Scan a Next.js repo locally and see flagged secrets, weak configs, and XSS risks
Add a CI step that fails the build on high or critical findings
Export SARIF and feed it into a GitHub code-scanning dashboard
Run a static scan of a public GitHub repo through the web demo at apps/web
Single npm install and one command to scan, with optional JSON config for thresholds.

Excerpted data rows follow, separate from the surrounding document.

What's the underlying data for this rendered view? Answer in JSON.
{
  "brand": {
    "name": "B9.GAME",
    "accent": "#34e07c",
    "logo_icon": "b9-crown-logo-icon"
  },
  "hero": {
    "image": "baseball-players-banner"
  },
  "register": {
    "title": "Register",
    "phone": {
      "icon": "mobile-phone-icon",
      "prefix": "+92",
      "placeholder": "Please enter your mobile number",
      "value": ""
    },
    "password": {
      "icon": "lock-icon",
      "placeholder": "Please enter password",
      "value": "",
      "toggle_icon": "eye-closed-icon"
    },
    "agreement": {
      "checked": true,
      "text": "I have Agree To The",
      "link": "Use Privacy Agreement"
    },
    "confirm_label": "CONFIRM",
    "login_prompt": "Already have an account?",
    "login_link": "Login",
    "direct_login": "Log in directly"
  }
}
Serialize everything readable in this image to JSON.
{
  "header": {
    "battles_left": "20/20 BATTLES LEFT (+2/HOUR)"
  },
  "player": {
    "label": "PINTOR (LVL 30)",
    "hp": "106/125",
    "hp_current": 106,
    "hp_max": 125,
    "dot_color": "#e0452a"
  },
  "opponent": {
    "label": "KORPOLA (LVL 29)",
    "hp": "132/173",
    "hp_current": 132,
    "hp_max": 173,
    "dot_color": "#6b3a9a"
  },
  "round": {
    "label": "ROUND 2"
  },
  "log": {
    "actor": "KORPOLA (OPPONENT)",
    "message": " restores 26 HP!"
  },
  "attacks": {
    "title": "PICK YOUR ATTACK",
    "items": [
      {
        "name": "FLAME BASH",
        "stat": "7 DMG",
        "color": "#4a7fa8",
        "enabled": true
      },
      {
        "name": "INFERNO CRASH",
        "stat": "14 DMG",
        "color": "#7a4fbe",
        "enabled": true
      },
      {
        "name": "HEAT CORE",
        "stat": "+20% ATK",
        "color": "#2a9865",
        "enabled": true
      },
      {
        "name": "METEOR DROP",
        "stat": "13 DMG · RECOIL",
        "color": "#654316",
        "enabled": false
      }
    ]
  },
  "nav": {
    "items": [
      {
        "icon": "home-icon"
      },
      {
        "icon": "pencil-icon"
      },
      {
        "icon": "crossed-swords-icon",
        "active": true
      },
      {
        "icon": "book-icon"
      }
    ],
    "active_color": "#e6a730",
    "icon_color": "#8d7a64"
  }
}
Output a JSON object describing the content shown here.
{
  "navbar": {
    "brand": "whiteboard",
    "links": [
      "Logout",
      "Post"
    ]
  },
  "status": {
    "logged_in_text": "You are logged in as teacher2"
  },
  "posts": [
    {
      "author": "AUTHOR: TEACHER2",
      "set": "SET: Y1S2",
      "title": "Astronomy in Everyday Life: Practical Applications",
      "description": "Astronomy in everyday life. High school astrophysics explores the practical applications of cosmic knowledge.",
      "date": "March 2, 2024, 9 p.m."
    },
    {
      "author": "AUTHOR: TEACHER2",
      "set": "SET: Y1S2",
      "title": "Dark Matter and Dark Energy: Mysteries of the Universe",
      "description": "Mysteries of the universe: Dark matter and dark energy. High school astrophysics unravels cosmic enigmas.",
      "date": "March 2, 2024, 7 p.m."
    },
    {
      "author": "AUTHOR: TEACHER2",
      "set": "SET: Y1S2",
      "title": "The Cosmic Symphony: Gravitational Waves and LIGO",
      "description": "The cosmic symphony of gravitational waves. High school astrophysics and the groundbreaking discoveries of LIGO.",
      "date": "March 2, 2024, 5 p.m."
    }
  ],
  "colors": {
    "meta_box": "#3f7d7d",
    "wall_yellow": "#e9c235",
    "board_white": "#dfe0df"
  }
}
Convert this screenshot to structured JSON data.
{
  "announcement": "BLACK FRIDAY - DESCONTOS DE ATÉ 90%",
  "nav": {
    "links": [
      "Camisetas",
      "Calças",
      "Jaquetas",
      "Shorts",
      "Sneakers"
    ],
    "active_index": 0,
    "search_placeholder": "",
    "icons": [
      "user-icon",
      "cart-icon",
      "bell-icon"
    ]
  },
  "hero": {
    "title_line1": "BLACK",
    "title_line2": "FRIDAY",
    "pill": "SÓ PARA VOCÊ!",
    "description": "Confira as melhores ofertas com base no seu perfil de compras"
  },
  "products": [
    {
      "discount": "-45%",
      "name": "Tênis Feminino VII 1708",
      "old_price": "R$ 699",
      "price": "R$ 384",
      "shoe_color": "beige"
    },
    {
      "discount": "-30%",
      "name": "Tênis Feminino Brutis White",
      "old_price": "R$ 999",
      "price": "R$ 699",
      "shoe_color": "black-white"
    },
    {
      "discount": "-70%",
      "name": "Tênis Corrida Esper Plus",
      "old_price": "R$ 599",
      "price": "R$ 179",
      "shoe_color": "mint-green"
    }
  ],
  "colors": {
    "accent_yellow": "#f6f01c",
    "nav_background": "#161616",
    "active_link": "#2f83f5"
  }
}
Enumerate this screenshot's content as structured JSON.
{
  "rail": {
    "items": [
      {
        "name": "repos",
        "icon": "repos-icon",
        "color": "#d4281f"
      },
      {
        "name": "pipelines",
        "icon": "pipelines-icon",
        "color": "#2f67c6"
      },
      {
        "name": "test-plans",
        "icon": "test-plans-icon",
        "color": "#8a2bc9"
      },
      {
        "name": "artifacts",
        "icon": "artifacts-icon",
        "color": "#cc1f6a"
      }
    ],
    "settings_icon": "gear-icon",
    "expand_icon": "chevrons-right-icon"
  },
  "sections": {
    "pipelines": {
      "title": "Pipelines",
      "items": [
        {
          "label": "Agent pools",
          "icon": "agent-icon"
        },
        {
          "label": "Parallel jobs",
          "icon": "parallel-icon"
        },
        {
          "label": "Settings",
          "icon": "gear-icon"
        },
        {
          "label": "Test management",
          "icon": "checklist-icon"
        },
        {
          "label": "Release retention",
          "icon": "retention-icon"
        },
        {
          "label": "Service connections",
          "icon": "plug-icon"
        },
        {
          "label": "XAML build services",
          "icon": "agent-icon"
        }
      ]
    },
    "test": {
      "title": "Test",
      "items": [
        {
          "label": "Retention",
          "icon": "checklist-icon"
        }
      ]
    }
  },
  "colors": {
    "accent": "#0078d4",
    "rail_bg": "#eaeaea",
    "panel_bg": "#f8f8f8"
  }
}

next-secure-check is a security scanner aimed at Next.js projects. It looks through your code for common security mistakes before they reach production, things like committed secrets, unsafe API routes, missing rate limits on login or registration, weak configuration, XSS risks, raw SQL patterns, unsafe file uploads, and missing security headers. The README is explicit that the tool does not use AI at runtime; it works by matching deterministic rules against the source files. The scanner currently ships with 20 rules grouped by category (secrets, injection, xss, config, auth, headers, upload, validation). Each rule has its own documentation page. Examples include detecting committed .env files, hard-coded API keys, weak JWT secrets, use of eval or new Function, wildcard CORS origins, missing bcrypt or argon2 around password handling, raw SQL string concatenation, and Next.js-specific configuration gaps like productionBrowserSourceMaps being true or the poweredByHeader option not being switched off. There are three ways to use it. The command-line tool is installed from npm and run as next-secure-check scan . inside a project. Output formats include terminal text, JSON, Markdown, a GitHub Actions step summary, and SARIF for integration with code-scanning dashboards. The repository also runs the scanner in its own GitHub Actions workflow as a working example, writing a Markdown report to the job step summary and optionally failing the job when high or critical findings appear. A web demo at apps/web lets visitors scan public GitHub repositories by URL; that demo only does static analysis, never runs the scanned code, and does not touch private repositories. Configuration can be supplied through a .next-secure-check.json file at the project root, with fields for excluded paths, rule categories, the severity threshold to fail on, and the output format. Command-line flags override the config file, which overrides the defaults. The author describes the project as a first-year student learning project, currently at v0.1 with the MVP and hardening pass complete. They note that findings should be treated as review signals rather than proof of exploitation, and that false positives and false negatives are possible.
Generated 2026-05-22 · Model: sonnet-4-6 · Verify against the repo before relying on details.